SUMMARY
Tuberculosis (TB) is the leading cause of death from a single infection worldwide, with an annual death toll of
over 1.6 million lives. TB is curable and drug regimens can be above 90% effective if completed but are long and
toxic leading to noncompliance and emergence of resistance. New treatment options relying on novel and
unexplored targets are scarce. The BPaL regimen recently approved by the FDA features, for the first time in
many decades, drugs against new Mtb targets (ATP synthase) and with novel mode of action (nitroimidazoles).
Nevertheless, more inhibitors against previously unexplored targets are urgently needed to sustain the TB drug
pipeline, as resistance is already detected to components of BPaL. Both shortages, in effective antibiotics and
unexplored targets, are even more glaring in the field of non-tuberculous mycobacterial (NTM) diseases which
are on a rise and are recognized now as an emerging global threat in both immunocompromised and
immunocompetent individuals. Mycobacterial lipoamide dehydrogenase (Lpd) represents one of the unexplored
but Mtb-validated targets and serves in at least 4 enzyme complexes in Mtb: in pyruvate dehydrogenase (PDH),
-ketoacid dehydrogenase, branched chain keto-acid dehydrogenase, and peroxynitrite reductase/peroxidase.

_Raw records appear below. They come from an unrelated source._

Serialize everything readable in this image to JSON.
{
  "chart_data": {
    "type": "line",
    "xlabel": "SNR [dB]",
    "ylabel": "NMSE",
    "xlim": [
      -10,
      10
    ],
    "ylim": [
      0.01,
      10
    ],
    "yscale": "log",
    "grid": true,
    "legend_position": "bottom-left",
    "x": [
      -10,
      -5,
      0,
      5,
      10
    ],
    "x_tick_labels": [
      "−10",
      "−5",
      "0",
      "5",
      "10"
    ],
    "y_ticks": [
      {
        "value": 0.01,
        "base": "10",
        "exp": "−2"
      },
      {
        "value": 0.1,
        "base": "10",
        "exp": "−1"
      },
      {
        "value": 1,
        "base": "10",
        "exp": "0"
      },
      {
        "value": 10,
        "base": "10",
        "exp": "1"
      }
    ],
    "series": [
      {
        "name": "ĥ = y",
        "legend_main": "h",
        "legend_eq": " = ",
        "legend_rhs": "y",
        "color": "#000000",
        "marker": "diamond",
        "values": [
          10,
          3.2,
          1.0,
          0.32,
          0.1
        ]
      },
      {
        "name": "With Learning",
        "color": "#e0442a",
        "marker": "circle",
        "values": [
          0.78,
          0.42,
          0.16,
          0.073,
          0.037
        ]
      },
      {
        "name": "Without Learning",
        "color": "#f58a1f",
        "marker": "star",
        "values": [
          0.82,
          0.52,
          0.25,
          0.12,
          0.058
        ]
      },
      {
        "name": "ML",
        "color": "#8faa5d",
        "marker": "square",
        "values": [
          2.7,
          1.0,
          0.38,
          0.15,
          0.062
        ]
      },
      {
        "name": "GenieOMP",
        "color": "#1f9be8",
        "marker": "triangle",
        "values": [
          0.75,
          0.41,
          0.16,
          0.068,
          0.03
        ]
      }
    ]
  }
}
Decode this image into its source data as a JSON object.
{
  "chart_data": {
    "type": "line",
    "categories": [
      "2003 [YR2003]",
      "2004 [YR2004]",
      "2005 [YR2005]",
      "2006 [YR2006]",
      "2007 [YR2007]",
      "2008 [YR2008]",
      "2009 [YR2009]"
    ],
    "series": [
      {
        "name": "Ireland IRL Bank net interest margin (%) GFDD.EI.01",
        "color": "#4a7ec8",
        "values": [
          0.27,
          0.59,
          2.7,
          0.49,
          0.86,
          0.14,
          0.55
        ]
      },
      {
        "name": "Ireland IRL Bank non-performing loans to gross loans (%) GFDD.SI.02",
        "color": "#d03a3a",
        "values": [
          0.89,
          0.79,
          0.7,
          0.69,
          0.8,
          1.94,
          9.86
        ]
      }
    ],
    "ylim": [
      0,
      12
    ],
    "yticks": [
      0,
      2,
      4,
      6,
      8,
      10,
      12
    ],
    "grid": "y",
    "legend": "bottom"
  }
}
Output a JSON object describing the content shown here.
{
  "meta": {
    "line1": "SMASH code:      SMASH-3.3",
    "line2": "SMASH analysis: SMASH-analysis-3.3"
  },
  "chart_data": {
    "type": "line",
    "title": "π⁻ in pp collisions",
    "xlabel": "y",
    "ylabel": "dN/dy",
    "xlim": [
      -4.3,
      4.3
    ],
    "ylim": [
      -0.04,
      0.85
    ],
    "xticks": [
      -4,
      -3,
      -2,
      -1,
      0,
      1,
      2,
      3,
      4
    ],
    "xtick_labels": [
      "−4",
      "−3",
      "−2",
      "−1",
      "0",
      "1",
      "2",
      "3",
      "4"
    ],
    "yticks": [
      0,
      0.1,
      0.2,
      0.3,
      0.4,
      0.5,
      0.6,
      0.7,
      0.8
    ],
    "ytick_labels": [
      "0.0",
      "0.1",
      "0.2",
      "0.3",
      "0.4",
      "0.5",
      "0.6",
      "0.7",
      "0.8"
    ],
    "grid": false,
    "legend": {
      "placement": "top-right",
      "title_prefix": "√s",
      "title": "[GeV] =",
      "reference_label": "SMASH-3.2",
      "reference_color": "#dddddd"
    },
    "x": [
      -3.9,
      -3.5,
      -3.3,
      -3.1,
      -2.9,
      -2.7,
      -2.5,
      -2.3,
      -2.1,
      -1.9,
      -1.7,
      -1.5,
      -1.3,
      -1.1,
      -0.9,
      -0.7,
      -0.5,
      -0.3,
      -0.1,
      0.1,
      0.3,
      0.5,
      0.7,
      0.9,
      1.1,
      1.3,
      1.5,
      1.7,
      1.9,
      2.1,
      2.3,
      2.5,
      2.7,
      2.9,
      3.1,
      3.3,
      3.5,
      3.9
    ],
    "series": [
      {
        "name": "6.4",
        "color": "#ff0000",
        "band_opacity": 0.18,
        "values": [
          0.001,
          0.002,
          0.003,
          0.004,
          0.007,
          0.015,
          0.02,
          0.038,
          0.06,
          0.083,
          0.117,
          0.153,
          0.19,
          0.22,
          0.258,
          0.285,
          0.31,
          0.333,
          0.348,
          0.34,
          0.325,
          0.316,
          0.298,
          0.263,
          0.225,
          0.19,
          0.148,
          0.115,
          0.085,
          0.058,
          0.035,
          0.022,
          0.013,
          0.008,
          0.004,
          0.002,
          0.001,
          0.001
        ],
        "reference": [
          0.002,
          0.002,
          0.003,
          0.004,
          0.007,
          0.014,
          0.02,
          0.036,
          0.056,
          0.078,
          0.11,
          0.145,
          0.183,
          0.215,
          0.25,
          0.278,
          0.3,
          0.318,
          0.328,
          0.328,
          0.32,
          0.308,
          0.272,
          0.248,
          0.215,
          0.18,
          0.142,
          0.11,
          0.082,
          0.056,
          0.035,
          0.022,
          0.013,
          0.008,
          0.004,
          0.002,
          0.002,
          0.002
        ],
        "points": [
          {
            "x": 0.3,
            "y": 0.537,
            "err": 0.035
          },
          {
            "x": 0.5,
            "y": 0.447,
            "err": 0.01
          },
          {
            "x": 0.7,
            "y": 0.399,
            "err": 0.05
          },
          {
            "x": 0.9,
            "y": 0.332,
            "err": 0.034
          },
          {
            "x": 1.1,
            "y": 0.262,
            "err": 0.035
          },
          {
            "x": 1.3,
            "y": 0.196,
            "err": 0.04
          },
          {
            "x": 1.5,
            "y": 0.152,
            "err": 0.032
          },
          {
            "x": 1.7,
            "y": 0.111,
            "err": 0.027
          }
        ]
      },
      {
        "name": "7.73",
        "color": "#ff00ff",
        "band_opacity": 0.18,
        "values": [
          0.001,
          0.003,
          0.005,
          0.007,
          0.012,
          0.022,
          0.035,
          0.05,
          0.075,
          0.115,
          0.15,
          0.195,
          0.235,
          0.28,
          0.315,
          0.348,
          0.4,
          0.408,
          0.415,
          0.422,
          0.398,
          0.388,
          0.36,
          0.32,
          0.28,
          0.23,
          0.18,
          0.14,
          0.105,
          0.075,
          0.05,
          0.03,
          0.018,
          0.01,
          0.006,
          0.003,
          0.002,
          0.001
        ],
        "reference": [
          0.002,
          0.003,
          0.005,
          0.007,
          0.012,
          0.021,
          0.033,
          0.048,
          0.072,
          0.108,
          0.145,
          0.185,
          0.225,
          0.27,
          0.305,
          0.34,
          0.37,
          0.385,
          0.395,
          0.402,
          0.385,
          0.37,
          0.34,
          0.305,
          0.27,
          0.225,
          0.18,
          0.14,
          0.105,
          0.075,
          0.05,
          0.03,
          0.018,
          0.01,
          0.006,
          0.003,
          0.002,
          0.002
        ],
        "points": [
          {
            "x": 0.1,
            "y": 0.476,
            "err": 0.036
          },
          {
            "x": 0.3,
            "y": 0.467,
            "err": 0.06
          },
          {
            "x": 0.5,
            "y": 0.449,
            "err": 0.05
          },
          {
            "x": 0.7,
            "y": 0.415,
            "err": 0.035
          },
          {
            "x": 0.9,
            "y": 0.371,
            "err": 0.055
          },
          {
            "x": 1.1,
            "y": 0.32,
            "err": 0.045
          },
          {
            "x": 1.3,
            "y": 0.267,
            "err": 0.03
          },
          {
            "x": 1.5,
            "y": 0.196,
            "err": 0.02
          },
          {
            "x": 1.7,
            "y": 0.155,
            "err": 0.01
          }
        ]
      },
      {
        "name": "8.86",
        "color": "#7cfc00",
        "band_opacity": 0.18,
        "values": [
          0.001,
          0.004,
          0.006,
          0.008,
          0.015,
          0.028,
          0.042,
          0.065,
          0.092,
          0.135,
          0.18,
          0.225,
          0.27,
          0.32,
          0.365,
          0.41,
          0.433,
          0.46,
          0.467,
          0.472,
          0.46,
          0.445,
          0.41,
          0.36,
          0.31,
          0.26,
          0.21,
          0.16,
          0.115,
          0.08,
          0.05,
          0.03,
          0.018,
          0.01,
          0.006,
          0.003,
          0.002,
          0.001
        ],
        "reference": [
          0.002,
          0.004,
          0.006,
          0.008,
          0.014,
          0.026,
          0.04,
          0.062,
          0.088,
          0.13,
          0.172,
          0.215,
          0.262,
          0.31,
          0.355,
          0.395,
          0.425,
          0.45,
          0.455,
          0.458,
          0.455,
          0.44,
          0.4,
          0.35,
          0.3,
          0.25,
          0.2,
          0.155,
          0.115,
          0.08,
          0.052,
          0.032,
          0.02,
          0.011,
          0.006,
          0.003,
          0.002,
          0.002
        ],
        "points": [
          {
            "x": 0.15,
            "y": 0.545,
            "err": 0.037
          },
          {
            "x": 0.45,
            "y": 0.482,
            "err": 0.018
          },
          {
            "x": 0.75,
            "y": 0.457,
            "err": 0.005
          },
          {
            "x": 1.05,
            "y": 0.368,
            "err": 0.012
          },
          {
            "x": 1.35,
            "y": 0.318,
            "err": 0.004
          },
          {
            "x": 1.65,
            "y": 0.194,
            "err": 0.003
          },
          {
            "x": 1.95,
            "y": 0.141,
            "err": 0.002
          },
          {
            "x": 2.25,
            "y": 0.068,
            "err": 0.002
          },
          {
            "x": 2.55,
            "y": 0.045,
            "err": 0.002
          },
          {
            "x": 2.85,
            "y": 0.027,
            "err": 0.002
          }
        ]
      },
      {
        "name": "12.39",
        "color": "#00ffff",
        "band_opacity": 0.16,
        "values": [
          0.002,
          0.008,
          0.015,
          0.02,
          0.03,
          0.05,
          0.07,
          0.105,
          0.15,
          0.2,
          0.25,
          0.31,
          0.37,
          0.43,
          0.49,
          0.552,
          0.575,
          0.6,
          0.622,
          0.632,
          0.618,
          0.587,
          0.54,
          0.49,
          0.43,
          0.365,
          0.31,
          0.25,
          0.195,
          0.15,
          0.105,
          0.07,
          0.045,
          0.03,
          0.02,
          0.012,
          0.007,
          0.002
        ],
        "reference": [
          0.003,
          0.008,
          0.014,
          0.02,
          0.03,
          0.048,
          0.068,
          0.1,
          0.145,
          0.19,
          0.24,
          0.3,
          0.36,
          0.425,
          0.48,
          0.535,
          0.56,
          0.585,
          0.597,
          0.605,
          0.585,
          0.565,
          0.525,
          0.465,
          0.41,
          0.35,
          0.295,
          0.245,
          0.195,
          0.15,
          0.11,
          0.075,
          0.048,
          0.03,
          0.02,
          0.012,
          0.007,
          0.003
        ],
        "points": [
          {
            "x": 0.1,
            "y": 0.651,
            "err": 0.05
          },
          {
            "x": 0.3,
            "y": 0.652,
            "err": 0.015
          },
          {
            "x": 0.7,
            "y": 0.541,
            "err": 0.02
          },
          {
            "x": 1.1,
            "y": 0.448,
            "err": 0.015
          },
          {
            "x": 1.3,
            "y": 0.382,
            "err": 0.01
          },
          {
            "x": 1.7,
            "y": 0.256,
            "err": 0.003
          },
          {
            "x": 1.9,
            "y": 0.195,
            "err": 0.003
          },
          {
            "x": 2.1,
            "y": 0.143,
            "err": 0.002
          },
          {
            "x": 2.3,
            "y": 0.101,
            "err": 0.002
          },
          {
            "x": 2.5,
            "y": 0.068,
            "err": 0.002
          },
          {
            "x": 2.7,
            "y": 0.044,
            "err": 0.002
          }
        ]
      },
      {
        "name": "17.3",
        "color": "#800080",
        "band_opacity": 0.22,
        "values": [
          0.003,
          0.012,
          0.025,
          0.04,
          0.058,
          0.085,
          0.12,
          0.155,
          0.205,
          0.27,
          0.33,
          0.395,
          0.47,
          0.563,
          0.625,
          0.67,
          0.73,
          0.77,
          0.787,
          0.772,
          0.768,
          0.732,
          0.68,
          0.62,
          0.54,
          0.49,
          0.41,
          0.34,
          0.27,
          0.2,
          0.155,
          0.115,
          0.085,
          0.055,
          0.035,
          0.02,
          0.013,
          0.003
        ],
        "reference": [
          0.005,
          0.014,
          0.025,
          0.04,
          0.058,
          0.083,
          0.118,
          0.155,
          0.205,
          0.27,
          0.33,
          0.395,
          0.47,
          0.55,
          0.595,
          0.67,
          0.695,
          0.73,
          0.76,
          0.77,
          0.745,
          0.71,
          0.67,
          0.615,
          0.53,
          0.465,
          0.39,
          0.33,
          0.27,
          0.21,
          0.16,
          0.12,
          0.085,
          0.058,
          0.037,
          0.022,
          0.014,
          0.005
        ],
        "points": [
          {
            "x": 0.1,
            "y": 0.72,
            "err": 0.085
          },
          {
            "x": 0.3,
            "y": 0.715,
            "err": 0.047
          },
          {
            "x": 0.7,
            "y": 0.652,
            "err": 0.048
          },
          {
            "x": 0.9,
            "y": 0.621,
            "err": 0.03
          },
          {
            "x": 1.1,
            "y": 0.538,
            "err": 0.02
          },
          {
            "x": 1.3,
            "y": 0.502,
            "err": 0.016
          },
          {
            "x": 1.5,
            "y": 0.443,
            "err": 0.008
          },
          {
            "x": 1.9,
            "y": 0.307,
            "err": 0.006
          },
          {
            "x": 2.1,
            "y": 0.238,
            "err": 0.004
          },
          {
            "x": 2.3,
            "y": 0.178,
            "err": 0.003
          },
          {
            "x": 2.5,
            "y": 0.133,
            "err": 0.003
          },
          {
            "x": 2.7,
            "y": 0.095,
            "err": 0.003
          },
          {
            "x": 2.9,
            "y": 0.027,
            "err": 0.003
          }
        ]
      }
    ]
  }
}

Lpd is a genetically validated target: Mtb with lpd deleted does not survive in a mouse model of TB infection and
a conditionally regulated lpd Mtb strain is cleared in mice, when Lpd expression is suppressed in either the acute
or chronic infection. This application leverages the knowledge of the chemical biology of Mtb Lpd to explore our
newly identified tight binding inhibitors (TBI) of Mtb Lpd by structure-guided analysis, enzyme kinetics and
binding assays to define Lpd binding site features responsible for tight binding interactions and extensions of the
on-target residence time (t1/2). We aim to define what drives antibacterial activity of Lpd TBI, how t1/2 contributes
to whole cell activity and selectivity, and how we can design/predict better analogs with improved t1/2 to enable
further efficacy improvements. We will develop a framework for progression of TBIs from an isolated target to its
cellular PDH complex target and its whole cell activity against TB in culture and during host infection. Extension
of those studies to NTM pathogens and testing against Mycobacterium avium and M. abscessus Lpd orthologs
will lead to scaffold progression and SAR development of a novel whole cell active inhibitor of NTM. Collectively
our studies will explore the SAR of Lpd TBI in vitro, define vulnerability of mycobacterial Lpd to chemical inhibition
in vivo, advance our understanding of ways to improve inhibitors' efficacy through its target's t1/2, contribute to
rational prediction of in vivo efficacy and characterize structural features of mycobacterial PDH that define its
distinct macromolecular organization and sustain its functional diversity.